Does the fact that they are in school stimulating their brain, instead of wondering how they can blow their $5 million have something to do with this better winning percentage?  

I can’t give you a concrete answer, but it’s possible isn’t it?

Maybe NBA teams should hire a motivational speaker, psychologist, or mental toughness coach, instead of having four assistant coaches. 

Perhaps the teams should hire their own psychology professor. 

Heck, maybe teams can record their home crowds and play the recording from their bench during away games to give them some emotional support.

I don’t know the answer, but obviously something has to be done.

Should horrible teams ever beat the elite teams? 

I mean, should the Kings ever beat the Nuggets, Mavericks, Lakers, and Hornets? 

Should the Wizards ever beat the Jazz, Rockets, and Cavaliers? 

Should the Grizzlies ever beat the Magic, Rockets (twice), and the Mavericks? 

Now obviously every good team is bound to have a bad game every now and then. 

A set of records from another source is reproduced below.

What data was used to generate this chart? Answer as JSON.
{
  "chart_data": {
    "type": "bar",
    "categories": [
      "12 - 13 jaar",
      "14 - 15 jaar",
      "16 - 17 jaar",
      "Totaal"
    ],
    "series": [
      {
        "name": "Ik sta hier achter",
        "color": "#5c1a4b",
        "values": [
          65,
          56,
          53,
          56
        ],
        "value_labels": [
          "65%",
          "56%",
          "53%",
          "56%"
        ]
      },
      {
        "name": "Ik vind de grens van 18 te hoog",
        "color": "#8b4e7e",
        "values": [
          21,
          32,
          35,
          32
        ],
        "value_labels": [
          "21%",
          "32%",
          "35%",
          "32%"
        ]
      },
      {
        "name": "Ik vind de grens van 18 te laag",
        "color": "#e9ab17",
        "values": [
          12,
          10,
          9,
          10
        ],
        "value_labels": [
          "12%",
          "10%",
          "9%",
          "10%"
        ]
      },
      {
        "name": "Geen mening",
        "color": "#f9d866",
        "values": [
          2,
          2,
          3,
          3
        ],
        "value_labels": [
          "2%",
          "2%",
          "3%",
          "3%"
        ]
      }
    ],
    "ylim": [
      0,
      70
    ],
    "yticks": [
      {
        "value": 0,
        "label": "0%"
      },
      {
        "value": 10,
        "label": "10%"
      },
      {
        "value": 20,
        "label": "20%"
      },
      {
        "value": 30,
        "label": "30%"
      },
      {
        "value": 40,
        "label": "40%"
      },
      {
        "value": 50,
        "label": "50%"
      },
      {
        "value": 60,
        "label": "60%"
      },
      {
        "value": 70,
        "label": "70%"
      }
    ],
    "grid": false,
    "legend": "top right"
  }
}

Likewise, every bad team is bound to have a good game every once in a blue moon.  That still doesn’t explain how only eight teams have a winning percentage on the road. 

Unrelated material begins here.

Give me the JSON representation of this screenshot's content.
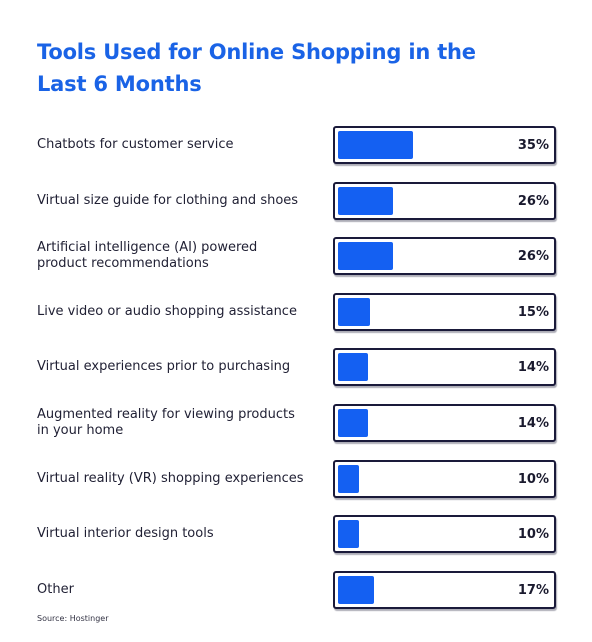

Yes, I know that when you’re playing at home you have the crowd on your side, which is often called the “sixth man”. 

Should playing on the road really make that big of a difference to a good team though? 

Currently there are seven teams with an overall winning record, but they have a losing record on the road. 

Some teams, such as the Jazz, can be completely dominant at home, but only beat on teams with a winning record on the road. 

Obviously not every team can have a winning record on the road, but you would think that with the major talent disparity that exists among the best and the worst teams that you would see more teams succeed on the road. 

If any of you reading this are psychologists or psychology professors and are struggling to find clients during these economic times, maybe you should try selling your services to some NBA teams. 

Apparently there is a large need for you out there.

To all you players, time to hit the books.  The psychology books.